Like most aspiring photographers, I am heavily influenced by those photographers I admire and respect.  Photographers like Ansel Adams and Galen Rowell, as well as contemporary up and coming masters like Marc Adamus, Art Wolfe, Ian Plant and Miles Morgan…  We each have our own list, and we fill it with artist who influence us in our own work.  Inspiration is important, but it can be dangerous to your own creativity.  If you’re anything like me, when you are moved by an image, you study it to try and figure out how it was created.  I will research where a photo was taken, what time of day, what season, sometimes down to where I think the photographer was standing.  I will study the photography feverishly.  What direction was the light coming from?  What settings to I think the artist used?  Was there wind?  Does the shot depend on weather or seasonal things like snow, wildflowers, position of the sun, etc?  I deconstruct the image and then, if it’s location I want to add to my own portfolio, I’ll set out to capture it. 

Inspiration used as motivation to get out and shoot is, in itself, a wonderful thing.  The danger however comes when we get so hung up in getting “that shot” that we all end up with the same shot.  I’m not going to pretend that I don’t do that.  I will follow in the footsteps of those who came before me.  I will attempt, if I can, to build off of it.  How many shots in your portfolio look like one of Galen’s?  How many thousands of people line up in Yosemite each year during the 2nd-3rd week of February to try and grab a snap of “Firefalls”?  Raise your hand if you’d like a shot of calla lilies in Big Sur.  *raises hand*.  Enough said. 

The challenge then is once you get “the shot” that you stick around for a while and “work the scene”.  I’ve never been a grab and goer.  When I get to a spot, whether it’s a pull of in Big Sur, or an all day hike, I like to stick around.  My first inclination is to pull out the camera and start shooting as fast as I can, but when I do my best work is when I take the time to wander around.  I’ll hike up, hike down, climb on things, crouch down and bear crawl.  I’ll do everything I can with the time I have to see what, I feel, leads to the best representation of the natural scene before me.  I strive for balance more than anything.  Does the visual weight of the components of the scene balance within my composition.  If not, even if it’s an iconic shot, I’ll move around until it does.  Once I feel I have balance, I’ll look for flow, especially if there’s water involved.  Can my eye wander around the composition without getting stuck somewhere?  Am I drawn in, especially from the corner of the scene?  If not, again, I move.  The goal, in my mind, after the inspiration has gotten you out the door and into nature, is to enjoy the outdoors and if taking a shot, to try and put your own spin on it.  To do this, a photographer must spend some time to get to know an area and to explore all possible views of it. 

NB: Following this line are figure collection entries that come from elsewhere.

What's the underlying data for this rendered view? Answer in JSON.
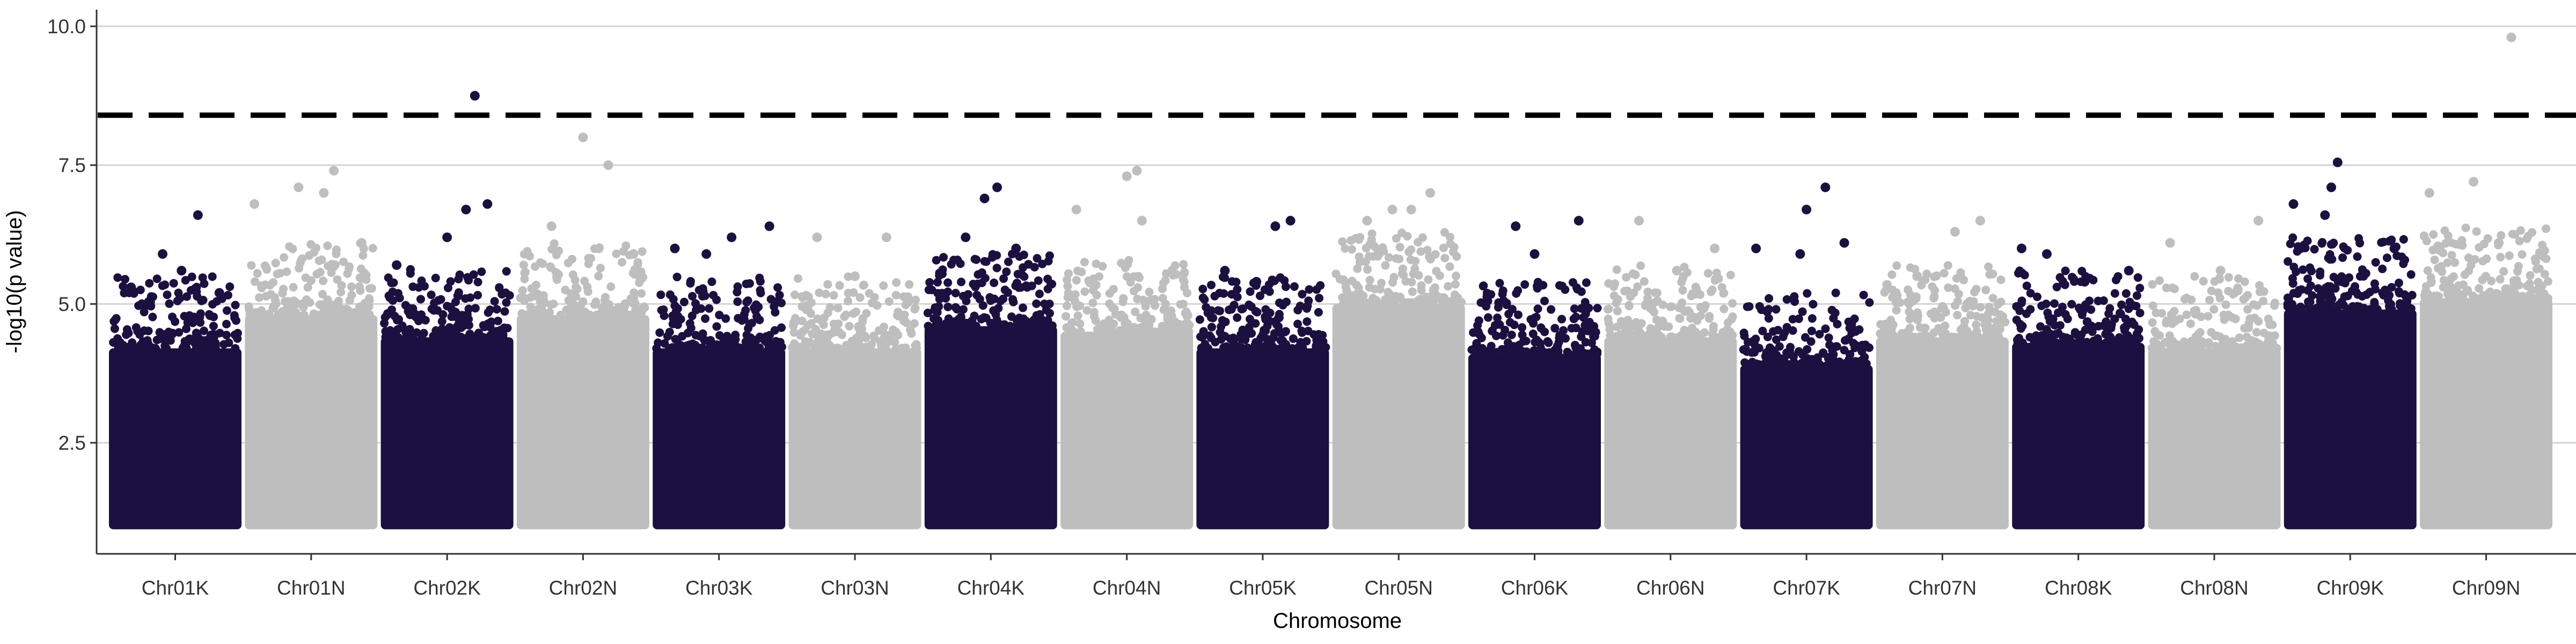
{
  "chart_data": {
    "type": "scatter",
    "title": "",
    "xlabel": "Chromosome",
    "ylabel": "-log10(p value)",
    "ylim": [
      0.5,
      10.3
    ],
    "y_ticks": [
      {
        "value": 2.5,
        "label": "2.5"
      },
      {
        "value": 5.0,
        "label": "5.0"
      },
      {
        "value": 7.5,
        "label": "7.5"
      },
      {
        "value": 10.0,
        "label": "10.0"
      }
    ],
    "grid": "horizontal major gridlines only",
    "legend": "none",
    "threshold": {
      "value": 8.4,
      "style": "dashed",
      "color": "#000000"
    },
    "colors": {
      "odd": "#1c1040",
      "even": "#bebebe",
      "grid": "#d3d3d3",
      "axis": "#333333"
    },
    "categories": [
      "Chr01K",
      "Chr01N",
      "Chr02K",
      "Chr02N",
      "Chr03K",
      "Chr03N",
      "Chr04K",
      "Chr04N",
      "Chr05K",
      "Chr05N",
      "Chr06K",
      "Chr06N",
      "Chr07K",
      "Chr07N",
      "Chr08K",
      "Chr08N",
      "Chr09K",
      "Chr09N"
    ],
    "series": [
      {
        "chromosome": "Chr01K",
        "dense_max": 4.2,
        "top_peaks": [
          [
            0.15,
            5.3
          ],
          [
            0.4,
            5.9
          ],
          [
            0.55,
            5.6
          ],
          [
            0.68,
            6.6
          ],
          [
            0.85,
            5.2
          ]
        ]
      },
      {
        "chromosome": "Chr01N",
        "dense_max": 4.8,
        "top_peaks": [
          [
            0.05,
            6.8
          ],
          [
            0.4,
            7.1
          ],
          [
            0.6,
            7.0
          ],
          [
            0.68,
            7.4
          ],
          [
            0.9,
            6.1
          ]
        ]
      },
      {
        "chromosome": "Chr02K",
        "dense_max": 4.4,
        "top_peaks": [
          [
            0.1,
            5.7
          ],
          [
            0.5,
            6.2
          ],
          [
            0.65,
            6.7
          ],
          [
            0.72,
            8.75
          ],
          [
            0.82,
            6.8
          ]
        ]
      },
      {
        "chromosome": "Chr02N",
        "dense_max": 4.8,
        "top_peaks": [
          [
            0.25,
            6.4
          ],
          [
            0.5,
            8.0
          ],
          [
            0.7,
            7.5
          ],
          [
            0.9,
            5.9
          ]
        ]
      },
      {
        "chromosome": "Chr03K",
        "dense_max": 4.2,
        "top_peaks": [
          [
            0.15,
            6.0
          ],
          [
            0.4,
            5.9
          ],
          [
            0.6,
            6.2
          ],
          [
            0.9,
            6.4
          ]
        ]
      },
      {
        "chromosome": "Chr03N",
        "dense_max": 4.2,
        "top_peaks": [
          [
            0.2,
            6.2
          ],
          [
            0.5,
            5.5
          ],
          [
            0.75,
            6.2
          ]
        ]
      },
      {
        "chromosome": "Chr04K",
        "dense_max": 4.6,
        "top_peaks": [
          [
            0.3,
            6.2
          ],
          [
            0.45,
            6.9
          ],
          [
            0.55,
            7.1
          ],
          [
            0.7,
            6.0
          ]
        ]
      },
      {
        "chromosome": "Chr04N",
        "dense_max": 4.5,
        "top_peaks": [
          [
            0.1,
            6.7
          ],
          [
            0.5,
            7.3
          ],
          [
            0.58,
            7.4
          ],
          [
            0.62,
            6.5
          ]
        ]
      },
      {
        "chromosome": "Chr05K",
        "dense_max": 4.2,
        "top_peaks": [
          [
            0.2,
            5.6
          ],
          [
            0.45,
            5.4
          ],
          [
            0.6,
            6.4
          ],
          [
            0.72,
            6.5
          ]
        ]
      },
      {
        "chromosome": "Chr05N",
        "dense_max": 5.0,
        "top_peaks": [
          [
            0.25,
            6.5
          ],
          [
            0.45,
            6.7
          ],
          [
            0.6,
            6.7
          ],
          [
            0.75,
            7.0
          ]
        ]
      },
      {
        "chromosome": "Chr06K",
        "dense_max": 4.1,
        "top_peaks": [
          [
            0.35,
            6.4
          ],
          [
            0.5,
            5.9
          ],
          [
            0.85,
            6.5
          ]
        ]
      },
      {
        "chromosome": "Chr06N",
        "dense_max": 4.4,
        "top_peaks": [
          [
            0.25,
            6.5
          ],
          [
            0.55,
            5.6
          ],
          [
            0.85,
            6.0
          ]
        ]
      },
      {
        "chromosome": "Chr07K",
        "dense_max": 3.9,
        "top_peaks": [
          [
            0.1,
            6.0
          ],
          [
            0.45,
            5.9
          ],
          [
            0.5,
            6.7
          ],
          [
            0.65,
            7.1
          ],
          [
            0.8,
            6.1
          ]
        ]
      },
      {
        "chromosome": "Chr07N",
        "dense_max": 4.4,
        "top_peaks": [
          [
            0.3,
            5.5
          ],
          [
            0.6,
            6.3
          ],
          [
            0.8,
            6.5
          ]
        ]
      },
      {
        "chromosome": "Chr08K",
        "dense_max": 4.3,
        "top_peaks": [
          [
            0.05,
            6.0
          ],
          [
            0.25,
            5.9
          ],
          [
            0.55,
            5.4
          ],
          [
            0.9,
            5.6
          ]
        ]
      },
      {
        "chromosome": "Chr08N",
        "dense_max": 4.2,
        "top_peaks": [
          [
            0.15,
            6.1
          ],
          [
            0.55,
            5.6
          ],
          [
            0.85,
            6.5
          ]
        ]
      },
      {
        "chromosome": "Chr09K",
        "dense_max": 4.9,
        "top_peaks": [
          [
            0.05,
            6.8
          ],
          [
            0.3,
            6.6
          ],
          [
            0.35,
            7.1
          ],
          [
            0.4,
            7.55
          ],
          [
            0.85,
            6.0
          ]
        ]
      },
      {
        "chromosome": "Chr09N",
        "dense_max": 5.1,
        "top_peaks": [
          [
            0.05,
            7.0
          ],
          [
            0.4,
            7.2
          ],
          [
            0.6,
            6.1
          ],
          [
            0.7,
            9.8
          ]
        ]
      }
    ]
  }
}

The last thing that I’ll say, is to be safe, especially if you’re like me and tend to travel and shoot alone.  Sometimes the shots from a particular iconic location all looking the same is because there’s only one safe place to shoot from.  More than once I have gotten myself into a hairy situation because I was trying a little too hard to find a unique perspective.  Although I rarely use them, I always travel with a rope and harness, and if I’m about to do something that sends my spidey sense tingling, I will always shoot off a text or a phone call letting someone know where I’m at and what I’m doing, just in case…

Moral of the story, get inspired, by artists you respect, get out and shoot, grab that “must have” shot, and then stick around for a while and enjoy the fact that you’re fortunate enough to be surrounded by such amazing scenery.  Happy shooting, and cheers.